Ray-Tracing has potential to be the future of computer graphics, from video games like Battlefield V, to car design with BMW. Ray tracing is a rendering technique that allows the graphics processing unit (GPU) to trace the path of light, then simulate the way that the light interacts with objects, and produces realistic lighting effects.
“I really want raytracing to be standard for video games, it looks good, and makes the experience more immersive,” sophomore Marcus Temple said.
In video games, this is called realtime ray tracing, because it is done as the game is moving. This technique is very taxing on the GPU. Most new GPU models, such as the NVIDIA GTX 2080 have support for realtime ray tracing, some older model GPU’s will have ray tracing added.
“It’s so realistic that sometimes I don’t believe it’s a game; it looks just like real life,” sophomore Pierce Nosser said.
The NVIDIA GTX 1060 and above should have ray tracing available soon in a lower quality than the newer graphics cards. NVIDIA stated that pascal and turing would take two to three times longer to render each frame an old GPU.
“The GTX 2080 is way too expensive, so it is good that older can have some form of ray tracing, even if it is slower,” Temple said.

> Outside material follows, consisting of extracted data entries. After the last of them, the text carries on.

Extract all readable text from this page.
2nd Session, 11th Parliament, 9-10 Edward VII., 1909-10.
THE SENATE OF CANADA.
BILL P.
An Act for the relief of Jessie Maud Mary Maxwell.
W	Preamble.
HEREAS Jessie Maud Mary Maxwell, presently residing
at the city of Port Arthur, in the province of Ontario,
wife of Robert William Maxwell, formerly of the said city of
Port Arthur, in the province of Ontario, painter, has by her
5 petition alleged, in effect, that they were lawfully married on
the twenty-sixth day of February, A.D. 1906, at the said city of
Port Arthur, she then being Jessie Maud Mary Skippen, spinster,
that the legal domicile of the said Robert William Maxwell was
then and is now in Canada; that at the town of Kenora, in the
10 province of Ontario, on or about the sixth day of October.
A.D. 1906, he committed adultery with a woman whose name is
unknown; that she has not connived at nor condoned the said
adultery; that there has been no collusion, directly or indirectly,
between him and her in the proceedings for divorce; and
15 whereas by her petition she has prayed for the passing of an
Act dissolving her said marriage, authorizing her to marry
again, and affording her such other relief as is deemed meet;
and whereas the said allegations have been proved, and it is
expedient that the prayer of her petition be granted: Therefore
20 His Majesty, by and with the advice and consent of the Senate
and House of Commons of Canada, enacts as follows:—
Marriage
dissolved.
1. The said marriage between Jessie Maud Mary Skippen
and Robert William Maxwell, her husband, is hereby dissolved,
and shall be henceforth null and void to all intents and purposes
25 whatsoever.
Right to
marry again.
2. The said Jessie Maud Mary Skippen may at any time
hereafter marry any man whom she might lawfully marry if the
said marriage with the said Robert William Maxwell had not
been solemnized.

In car design, ray tracing can help engineers with realistic renders of new designs and ray tracing will allow them to find and flaws in design that may introduce dangerous reflections or blind spots before production starts. BMW is working with NVIDIA and Unity to showcase the possibilities of ray tracing in a demo called, “Reality vs Illusion: Unity Real-time Ray Tracing.” Viewers are shown a real car and a version rendered using ray tracing, then the viewer must try and choose which car is real and which is rendered.
“Ray tracing is going to be the future of all rendering, and CGI in movies,” junior Jory Spiroff said.